A long-haired horseback rider in calico and deerhide appeared above the cedars and willows. The mewling rose into a deep-throated war cry as the brave, clad in a wolf-head cape, a medicine pouch dangling down his chest, aimed an old Springfield rifle straight out from his left shoulder. The brave's entire face, beneath the wolf snout atop his head, was painted the color of a Colorado sunset, the black eyes like chunks of coal beneath two bands of solid blue.
As the head of the brave's horse appeared above the brush and thickets, the rifle belched smoke and fire. The heavy slug thumped into a rock behind Cuno. The Indian's cry grew shrill and, stretching his lips back from his teeth, he reined his big Appaloosa toward Cuno, intending to run him down.
Heart thudding, feeling the throb of the pounding hooves in the ground beneath his boots, Cuno held his ground. He snapped his Winchester to his shoulder and drew a bead on the Indian's chest, just above the big stallion's bobbing, wide-eyed head and buffeting mane.
The horse was ten feet in front of Cuno when Cuno squeezed the Winchester's trigger and drilled a quarter-sized hole through the brave's breastbone. The horse screamed, drowning the Ute's grunt as he flipped straight back off the horse's rump, disappearing into the dust and cedars behind the horse's flying hooves.
At the same time, Cuno leapt off his boot heels, pivoting and diving left.
The horse's broad chest smacked his right airborne boot, twisting him slightly in the air just before he hit the ground on the same shoulder he'd landed on before, and he rolled. Looking back, he saw the stallion lunge on past him, reins trailing from the braided halter, leaping shrubs and boulders and disappearing behind a cabin-sized lump of black lava rock.
The horse's thudding hooves and angry whinnies dwindled into the distance. The dust sifted slowly.
Cuno looked in the direction the last brave had fallen.
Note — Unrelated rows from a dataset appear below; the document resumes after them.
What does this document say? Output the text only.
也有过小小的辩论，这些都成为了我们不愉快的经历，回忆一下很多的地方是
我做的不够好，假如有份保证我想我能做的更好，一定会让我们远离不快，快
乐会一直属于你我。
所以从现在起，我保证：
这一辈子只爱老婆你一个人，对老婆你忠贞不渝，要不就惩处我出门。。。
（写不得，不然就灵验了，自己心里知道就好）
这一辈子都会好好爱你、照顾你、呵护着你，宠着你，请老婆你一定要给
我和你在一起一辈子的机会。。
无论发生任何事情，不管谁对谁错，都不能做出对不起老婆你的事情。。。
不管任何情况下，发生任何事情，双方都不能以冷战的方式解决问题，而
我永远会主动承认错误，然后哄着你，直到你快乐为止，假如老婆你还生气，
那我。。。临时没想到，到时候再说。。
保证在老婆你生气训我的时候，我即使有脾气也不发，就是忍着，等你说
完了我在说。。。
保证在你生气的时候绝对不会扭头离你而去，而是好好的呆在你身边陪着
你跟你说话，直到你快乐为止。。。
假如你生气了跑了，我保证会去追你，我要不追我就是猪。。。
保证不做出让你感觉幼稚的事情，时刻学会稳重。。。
He saw only an indistinct hump in the brush, unmoving.
Cursing under his breath, he rolled onto a hip and climbed to a knee, the movement of his foot oddly restricted, though in all the excitement, he hadn't noticed it before.
A blue ash-wood arrow trailed from his right deerskin legging, the strap-iron head touched with blood. Cuno reached down, worked the arrow back out of the cuff—it had gone through two layers of deerskin—then snapped it in half and tossed it into the brush. Now he could feel the strangely chill blood dribbling down his calf, but the ache was only slightly worse than that of a deerfly bite.